One of the most recognizable buildings in Downtown Los Angeles—the Frank Gehry-designed Walt Disney Concert Hall—will be used as a canvas starting this Friday, but creators have already done a few test runs.
To celebrate the start of the Los Angeles Philharmonic’s new season, colorful patterns will be projected onto the metallic surface of the wavy concert hall for a little more than a week, courtesy of artist Refik Anadol. The piece is called “WDCH Dreams.”
Forty-two high-powered projectors will work together to create the images that will temporarily transform the concert hall’s iconic exterior nightly from September 28 to October 6. “WDCH Dreams” will have a performance every half-hour from at 7:30pm until the last showing at 11:30pm. Each performances lasts 12 minutes.
It might not look like it, but the patterns come from the LA Phil’s archives.
Anadol took images, audio, and videos from the philharmonic’s archive and transformed the material into data points that he then reinterpreted as colorful and dynamic patterns using the Artists and Machine Intelligence program at Google Arts and Culture, which crunches the information into data points that then become new material for the artist.

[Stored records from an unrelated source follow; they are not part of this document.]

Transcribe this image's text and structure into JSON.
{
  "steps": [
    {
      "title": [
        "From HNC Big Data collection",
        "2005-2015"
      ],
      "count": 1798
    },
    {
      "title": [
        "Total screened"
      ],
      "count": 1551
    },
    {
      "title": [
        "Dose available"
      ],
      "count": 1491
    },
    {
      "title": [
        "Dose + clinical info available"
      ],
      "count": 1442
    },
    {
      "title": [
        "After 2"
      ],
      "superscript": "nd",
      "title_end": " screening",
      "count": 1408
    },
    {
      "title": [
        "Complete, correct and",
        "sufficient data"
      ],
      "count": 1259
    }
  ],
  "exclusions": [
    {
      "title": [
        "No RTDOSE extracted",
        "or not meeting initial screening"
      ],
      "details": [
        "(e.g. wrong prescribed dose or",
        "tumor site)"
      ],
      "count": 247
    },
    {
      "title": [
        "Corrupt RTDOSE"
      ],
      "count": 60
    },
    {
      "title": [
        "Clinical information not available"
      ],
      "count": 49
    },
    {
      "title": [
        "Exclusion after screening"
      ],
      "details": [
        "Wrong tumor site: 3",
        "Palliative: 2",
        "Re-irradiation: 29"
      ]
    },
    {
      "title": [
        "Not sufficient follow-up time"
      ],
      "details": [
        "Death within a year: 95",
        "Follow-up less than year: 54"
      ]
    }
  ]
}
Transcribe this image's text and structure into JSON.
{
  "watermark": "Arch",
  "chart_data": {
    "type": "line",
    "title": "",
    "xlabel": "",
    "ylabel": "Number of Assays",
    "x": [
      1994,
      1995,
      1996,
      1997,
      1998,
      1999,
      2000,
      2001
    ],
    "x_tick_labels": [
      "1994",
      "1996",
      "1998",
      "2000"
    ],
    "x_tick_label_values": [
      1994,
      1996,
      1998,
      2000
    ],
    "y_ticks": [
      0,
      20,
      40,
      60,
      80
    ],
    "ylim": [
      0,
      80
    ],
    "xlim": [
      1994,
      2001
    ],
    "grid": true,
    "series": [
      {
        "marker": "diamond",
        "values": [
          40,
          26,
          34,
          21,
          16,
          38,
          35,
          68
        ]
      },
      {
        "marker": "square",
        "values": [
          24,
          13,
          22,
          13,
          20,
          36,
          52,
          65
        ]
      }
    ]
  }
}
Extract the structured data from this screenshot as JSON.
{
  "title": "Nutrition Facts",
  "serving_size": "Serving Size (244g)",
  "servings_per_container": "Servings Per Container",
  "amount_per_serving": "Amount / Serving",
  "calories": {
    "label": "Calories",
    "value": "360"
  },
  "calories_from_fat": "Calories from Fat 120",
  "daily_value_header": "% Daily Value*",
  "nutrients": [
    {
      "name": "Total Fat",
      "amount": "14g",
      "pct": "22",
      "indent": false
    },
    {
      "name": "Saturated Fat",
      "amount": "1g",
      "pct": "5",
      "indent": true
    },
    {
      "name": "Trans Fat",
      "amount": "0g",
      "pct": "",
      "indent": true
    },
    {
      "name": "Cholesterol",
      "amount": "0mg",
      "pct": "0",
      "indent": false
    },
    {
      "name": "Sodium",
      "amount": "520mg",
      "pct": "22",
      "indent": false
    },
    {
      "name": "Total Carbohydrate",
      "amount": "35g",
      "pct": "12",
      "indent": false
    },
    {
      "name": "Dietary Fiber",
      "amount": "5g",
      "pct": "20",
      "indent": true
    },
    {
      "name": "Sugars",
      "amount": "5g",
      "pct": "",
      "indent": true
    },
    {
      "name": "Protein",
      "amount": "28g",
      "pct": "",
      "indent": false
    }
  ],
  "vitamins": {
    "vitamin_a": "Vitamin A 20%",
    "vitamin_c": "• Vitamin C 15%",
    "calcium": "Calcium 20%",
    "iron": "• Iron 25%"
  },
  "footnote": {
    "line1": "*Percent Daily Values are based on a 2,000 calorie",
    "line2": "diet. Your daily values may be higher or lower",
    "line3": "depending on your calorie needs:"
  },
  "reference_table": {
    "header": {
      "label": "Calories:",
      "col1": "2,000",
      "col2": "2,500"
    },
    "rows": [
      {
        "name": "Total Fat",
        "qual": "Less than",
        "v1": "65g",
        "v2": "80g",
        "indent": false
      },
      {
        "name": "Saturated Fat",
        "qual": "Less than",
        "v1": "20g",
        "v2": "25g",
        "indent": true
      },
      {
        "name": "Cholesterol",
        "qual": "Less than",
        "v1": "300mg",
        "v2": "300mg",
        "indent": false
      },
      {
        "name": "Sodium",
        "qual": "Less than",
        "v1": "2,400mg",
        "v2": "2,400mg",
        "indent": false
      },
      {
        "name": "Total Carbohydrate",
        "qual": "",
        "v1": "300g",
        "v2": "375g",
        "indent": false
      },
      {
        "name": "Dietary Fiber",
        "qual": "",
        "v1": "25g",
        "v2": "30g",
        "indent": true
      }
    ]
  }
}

While designing the concert hall, Gehry had imagined that LA Phil concerts would be projected live onto the building’s metallic exterior, giving Angelenos inside the concert hall and outside the chance to see the philharmonic play.
Anadol has created similar “data sculptures” for the interior of the Disney concert hall in recent years; Anadol also has a piece created with artist Susan Narduli installed at the Metropolis development in South Park.